Influencers get a hand on federal lands filming

JACKSON — New legislation spearheaded by U.S. Sen. John Barrasso proposes to do away with permit fees for small film crews and social media influencers shooting video on most federal land.

The bill introduced by Wyoming’s senior senator, called the Federal Interior Land Media Act, would codify a recent legal decision that led the National Park Service to suspend permit fees for “low-impact” filming outside wilderness areas.

While that change in policy is confined to 85 million acres of Park Service property, the law that has been pitched would prohibit charging fees on all land under the U.S. Department of Interior and Agriculture, which totals more than 520 million acres.

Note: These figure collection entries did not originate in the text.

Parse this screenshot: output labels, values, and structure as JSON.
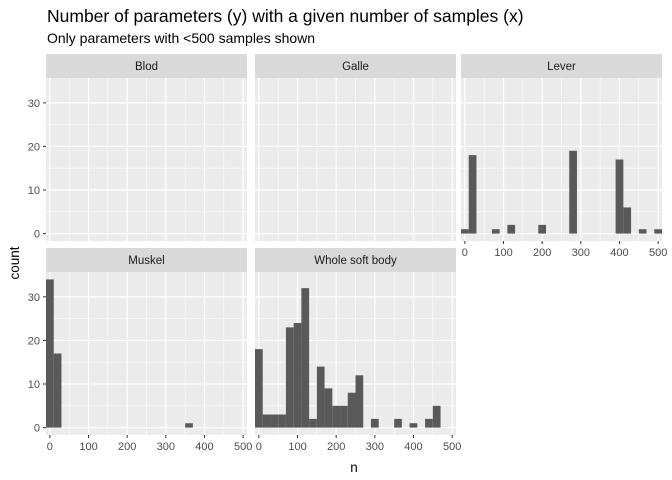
{
  "chart_data": {
    "type": "bar",
    "title": "Number of parameters (y) with a given number of samples (x)",
    "subtitle": "Only parameters with <500 samples shown",
    "xlabel": "n",
    "ylabel": "count",
    "x_ticks": [
      0,
      100,
      200,
      300,
      400,
      500
    ],
    "y_ticks": [
      0,
      10,
      20,
      30
    ],
    "xlim": [
      -10,
      510
    ],
    "ylim": [
      -1.7,
      35.7
    ],
    "bin_width": 20,
    "grid": true,
    "legend": "none",
    "bar_color": "#595959",
    "panel_background": "#ebebeb",
    "strip_background": "#d9d9d9",
    "panels": [
      {
        "name": "Blod",
        "bins": []
      },
      {
        "name": "Galle",
        "bins": []
      },
      {
        "name": "Lever",
        "bins": [
          {
            "x": 0,
            "count": 1
          },
          {
            "x": 20,
            "count": 18
          },
          {
            "x": 40,
            "count": 0
          },
          {
            "x": 60,
            "count": 0
          },
          {
            "x": 80,
            "count": 1
          },
          {
            "x": 100,
            "count": 0
          },
          {
            "x": 120,
            "count": 2
          },
          {
            "x": 140,
            "count": 0
          },
          {
            "x": 160,
            "count": 0
          },
          {
            "x": 180,
            "count": 0
          },
          {
            "x": 200,
            "count": 2
          },
          {
            "x": 220,
            "count": 0
          },
          {
            "x": 240,
            "count": 0
          },
          {
            "x": 260,
            "count": 0
          },
          {
            "x": 280,
            "count": 19
          },
          {
            "x": 300,
            "count": 0
          },
          {
            "x": 320,
            "count": 0
          },
          {
            "x": 340,
            "count": 0
          },
          {
            "x": 360,
            "count": 0
          },
          {
            "x": 380,
            "count": 0
          },
          {
            "x": 400,
            "count": 17
          },
          {
            "x": 420,
            "count": 6
          },
          {
            "x": 440,
            "count": 0
          },
          {
            "x": 460,
            "count": 1
          },
          {
            "x": 480,
            "count": 0
          },
          {
            "x": 500,
            "count": 1
          }
        ]
      },
      {
        "name": "Muskel",
        "bins": [
          {
            "x": 0,
            "count": 34
          },
          {
            "x": 20,
            "count": 17
          },
          {
            "x": 360,
            "count": 1
          }
        ]
      },
      {
        "name": "Whole soft body",
        "bins": [
          {
            "x": 0,
            "count": 18
          },
          {
            "x": 20,
            "count": 3
          },
          {
            "x": 40,
            "count": 3
          },
          {
            "x": 60,
            "count": 3
          },
          {
            "x": 80,
            "count": 23
          },
          {
            "x": 100,
            "count": 24
          },
          {
            "x": 120,
            "count": 32
          },
          {
            "x": 140,
            "count": 2
          },
          {
            "x": 160,
            "count": 14
          },
          {
            "x": 180,
            "count": 9
          },
          {
            "x": 200,
            "count": 5
          },
          {
            "x": 220,
            "count": 5
          },
          {
            "x": 240,
            "count": 8
          },
          {
            "x": 260,
            "count": 12
          },
          {
            "x": 280,
            "count": 0
          },
          {
            "x": 300,
            "count": 2
          },
          {
            "x": 320,
            "count": 0
          },
          {
            "x": 340,
            "count": 0
          },
          {
            "x": 360,
            "count": 2
          },
          {
            "x": 380,
            "count": 0
          },
          {
            "x": 400,
            "count": 1
          },
          {
            "x": 420,
            "count": 0
          },
          {
            "x": 440,
            "count": 2
          },
          {
            "x": 460,
            "count": 5
          }
        ]
      }
    ]
  }
}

Barrasso told the Jackson Hole Daily that his intent is to cut red tape that burdens sponsored bloggers, social media influencers and film crews that aren’t larger than 10 people.

“All of those folks, we don’t think that they need to go through the rigmarole of getting permits and paying fees,” Barrasso said. “People want to share their adventures.”

The potential policy shift has support in Jackson Hole circles. Wilson-based Teton Gravity Research, most famous for its ski cinematography, blogged about the legislation, writing that permitting on federal lands has “never been straightforward or easy.”

“Up until last January, trying to obtain a film permit was either an arduous process or impossible altogether,” TGR’s post says. “That could change with current legislation headed to the U.S. Senate floor by Senator John Barrasso.”

A former high-ranking U.S. Department of the Interior official who lives on the Snake River’s west bank is also advocating for the reform. Rob Wallace, Interior’s former assistant secretary in charge of the U.S. Fish and Wildlife Service and Park Service, said he recently ran into some filmmakers at Lees Ferry on the Colorado River and heard their frustrations firsthand.

“They were completely flummoxed on how to proceed,” Wallace told the Daily. “Should they go to Glen Canyon to get a permit? Should they go to the South Rim? What’s a permit cost? And they were having zero impact on the resource.”

Wyoming Office of Tourism Executive Director Diane Shober also called the FILM Act a “really good bill.”

“We live in an age when people from all walks of life can share their adventure stories in a virtual environment,” Shober said in a statement disseminated by Barrasso’s office. “The FILM Act will guarantee that the people who visit Wyoming’s parks and public lands can record and share their stories online and through social media without asking the government for permission.”

The suspension of permit fees for small film crews on Park Service lands followed a January federal court ruling that found the fees unconstitutional under the First Amendment. Judge Colleen Kollar-Kotelly issued a permanent injunction halting the filming requirements, saying the fees could have a “chilling effect” for a “wide swath” of visitors to national parks.

The ruling came after Gordon Price, an independent filmmaker from Yorktown, Virginia, filed a lawsuit to challenge the permitting system. The Park Service fined Price after he made a film at Yorktown Battlefield in Colonial National Historical Park without getting a permit.

Price challenged being required to pay a fee when noncommercial entities and news crews are exempt.

The precedent that was created did not extend to other classes of federal lands.

If unchanged and successful, Barrasso’s legislation would do that, doing away with permit fees for small crews on other federal lands in Teton County, like the Bridger-Teton National Forest and National Elk Refuge.